Phospholamban and troponin I are substrates for protein kinase C in vitro but not in intact beating guinea pig hearts.

Abstract

The incorporation of [32P]inorganic phosphate into membranous, myofibrillar, and cytosolic proteins was studied in Langendorff-perfused guinea pig hearts treated with phorbol 12-myristate 13-acetate (PMA) or 1,2-dioctanoylglycerol (D8G), which are potent activators of protein kinase C. Control hearts were perfused with an inactive phorbol ester (4 alpha-phorbol 12,13-didecanoate), which does not cause activation of protein kinase C. To ensure the blockade of different receptor systems, the perfusions were carried out in the presence of prazosin, propranolol, and atropine. Perfusion of hearts with either PMA (4 microM) or D8G (200 microM) was associated with a negative effect on left ventricular inotropy and relaxation. Examination of the 32P incorporation into various fractions revealed that there were no increases in the degree of phosphorylation of phospholamban in sarcoplasmic reticulum, and troponin I and C protein in the myofibrils, although these proteins were found to be substrates for protein kinase C in vitro.

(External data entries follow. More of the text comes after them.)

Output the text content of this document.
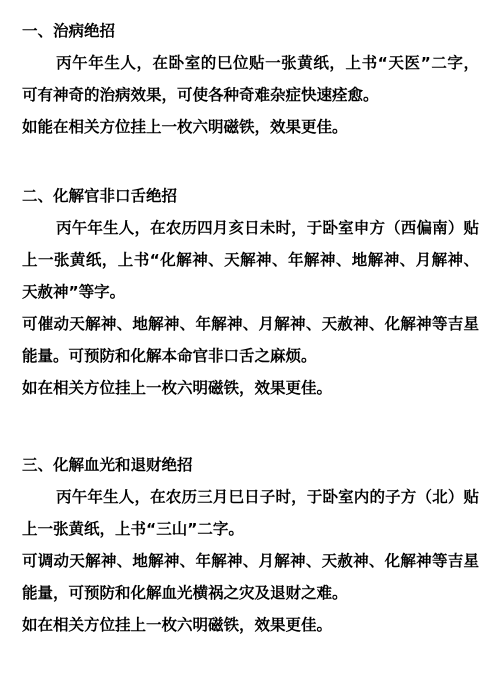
一、治病绝招

丙午年生人，在卧室的巳位贴一张黄纸，上书“天医”二字，可有神奇的治病效果，可使各种奇难杂症快速痊愈。

如能在相关方位挂上一枚六明磁铁，效果更佳。

二、化解官非口舌绝招

丙午年生人，在农历四月亥日未时，于卧室申方（西偏南）贴上一张黄纸，上书“化解神、天解神、年解神、地解神、月解神、天赦神”等字。

可催动天解神、地解神、年解神、月解神、天赦神、化解神等吉星能量。可预防和化解本命官非口舌之麻烦。

如在相关方位挂上一枚六明磁铁，效果更佳。

三、化解血光和退财绝招

丙午年生人，在农历三月巳日子时，于卧室内的子方（北）贴上一张黄纸，上书“三山”二字。

可调动天解神、地解神、年解神、月解神、天赦神、化解神等吉星能量，可预防和化解血光横祸之灾及退财之难。

如在相关方位挂上一枚六明磁铁，效果更佳。
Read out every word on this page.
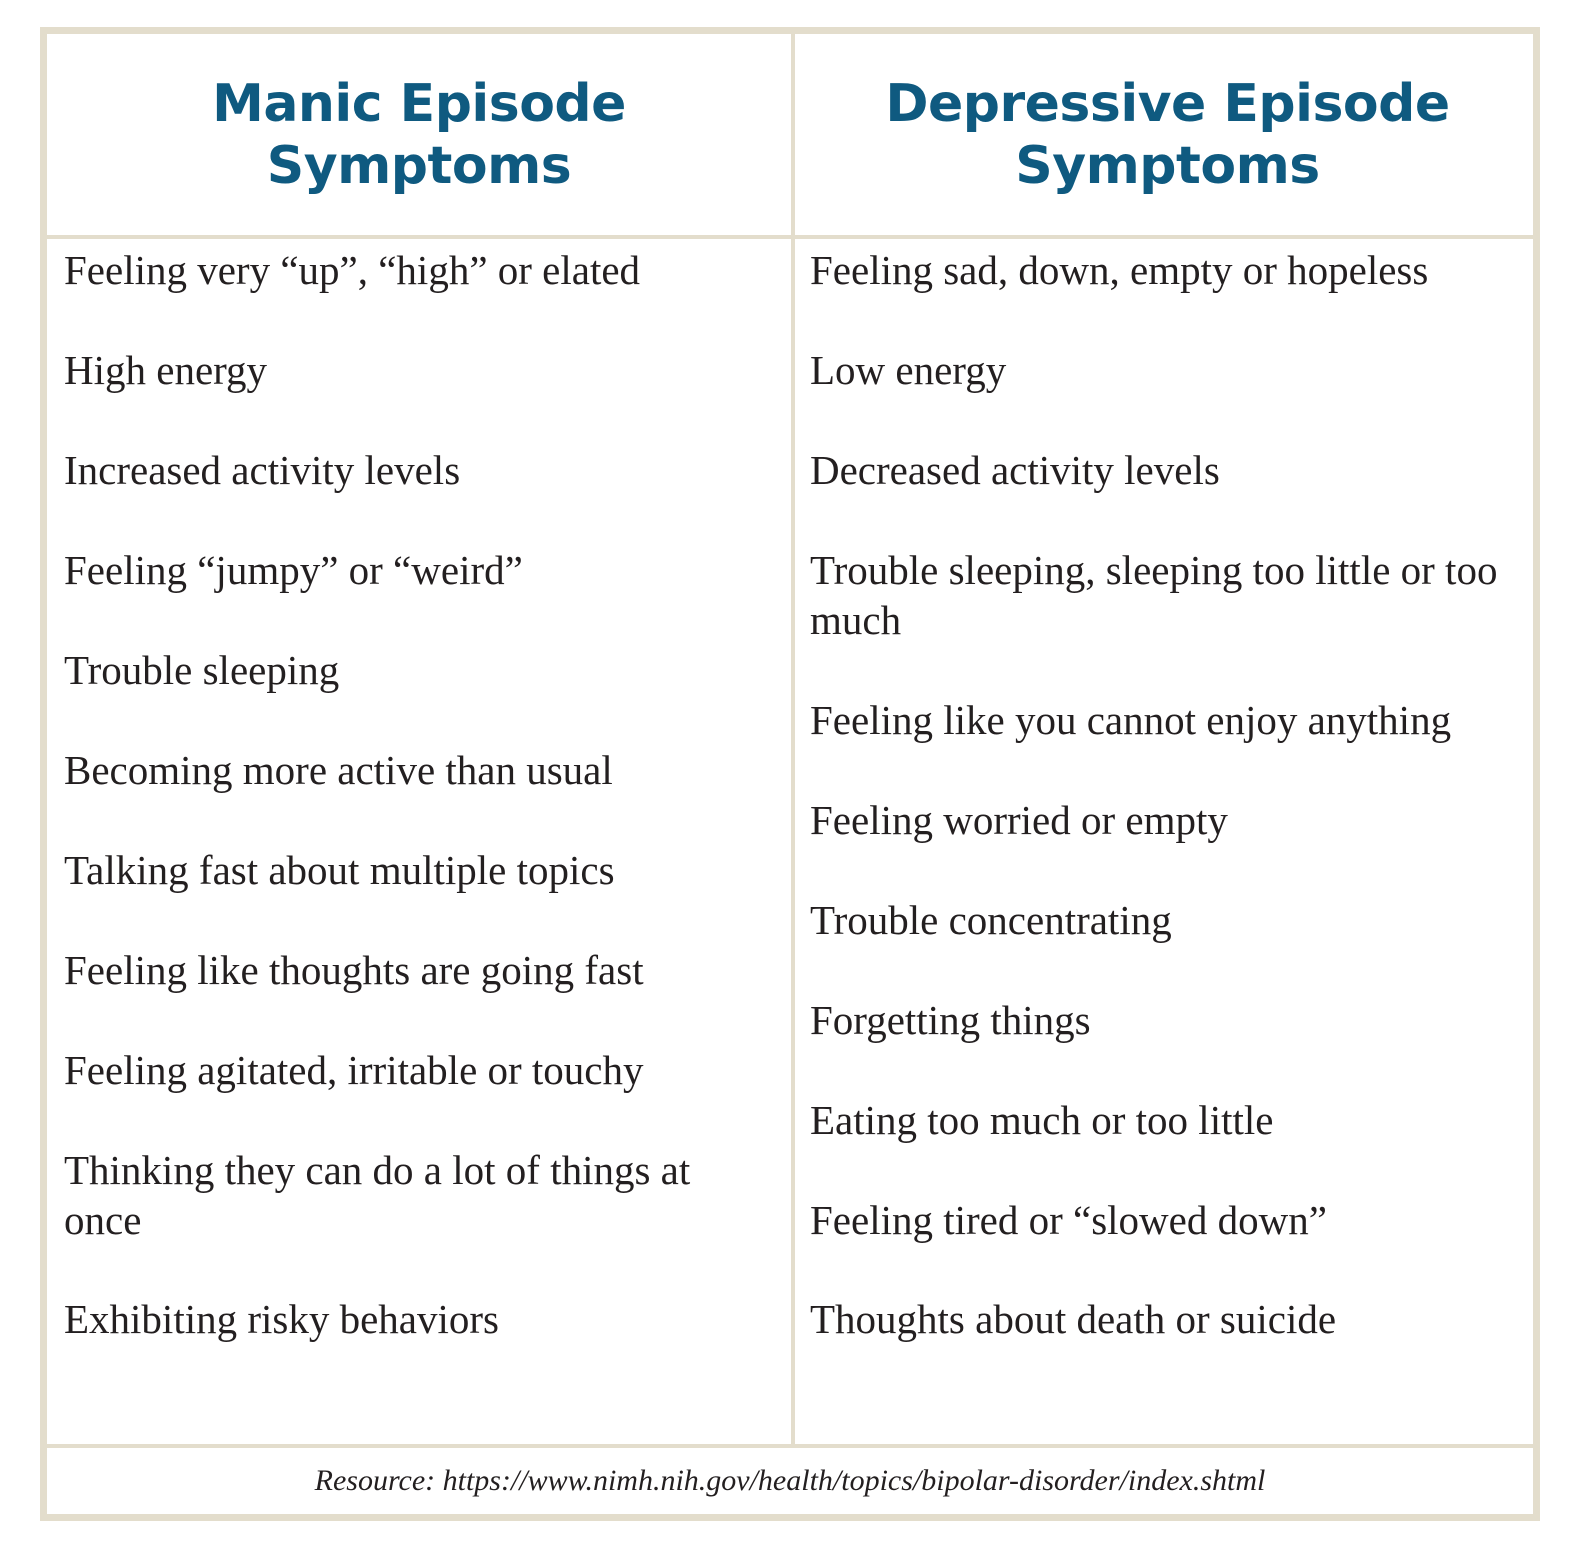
Manic Episode
Symptoms
Depressive Episode
Symptoms
Feeling very “up”, “high” or elated
High energy
Increased activity levels
Feeling “jumpy” or “weird”
Trouble sleeping
Becoming more active than usual
Talking fast about multiple topics
Feeling like thoughts are going fast
Feeling agitated, irritable or touchy
Thinking they can do a lot of things at once
Exhibiting risky behaviors
Feeling sad, down, empty or hopeless
Low energy
Decreased activity levels
Trouble sleeping, sleeping too little or too much
Feeling like you cannot enjoy anything
Feeling worried or empty
Trouble concentrating
Forgetting things
Eating too much or too little
Feeling tired or “slowed down”
Thoughts about death or suicide
Resource: https://www.nimh.nih.gov/health/topics/bipolar-disorder/index.shtml
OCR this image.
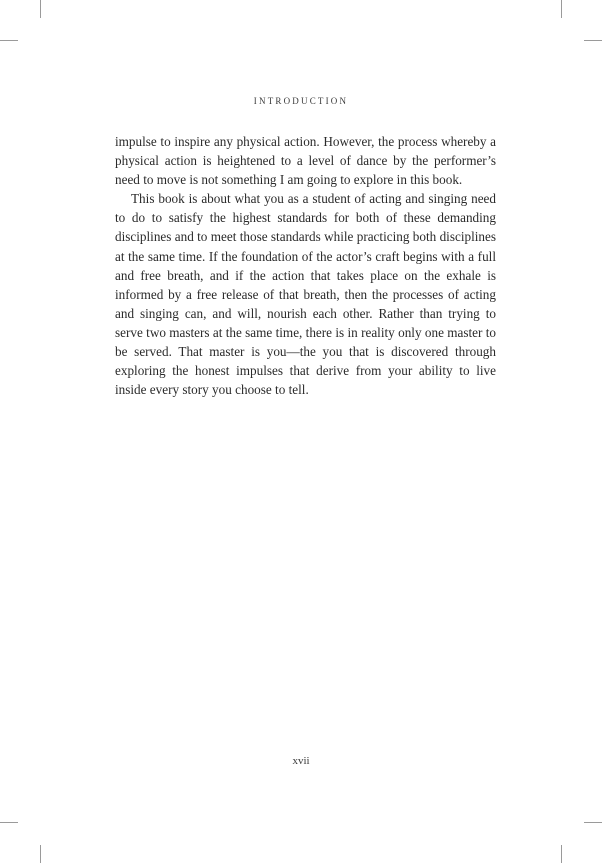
INTRODUCTION

impulse to inspire any physical action. However, the process whereby a physical action is heightened to a level of dance by the performer’s need to move is not something I am going to explore in this book.

This book is about what you as a student of acting and singing need to do to satisfy the highest standards for both of these demanding disciplines and to meet those standards while practicing both disciplines at the same time. If the foundation of the actor’s craft begins with a full and free breath, and if the action that takes place on the exhale is informed by a free release of that breath, then the processes of acting and singing can, and will, nourish each other. Rather than trying to serve two masters at the same time, there is in reality only one master to be served. That master is you—the you that is discovered through exploring the honest impulses that derive from your ability to live inside every story you choose to tell.

xvii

However, in the same hearts, there were significant changes in the 32P incorporation into a 28-kDa cytosolic-protein. Examination of the activity levels of protein kinase C in hearts perfused with PMA indicated a redistribution of this activity from the cytosolic to the membrane fraction, suggesting the activation of the enzyme in vivo. These findings indicate that cardiac regulatory phosphoproteins, which may be phosphorylated by protein kinase C in vitro, are not substrates for protein kinase C in beating hearts perfused with phorbol esters or diacylglycerol analogues.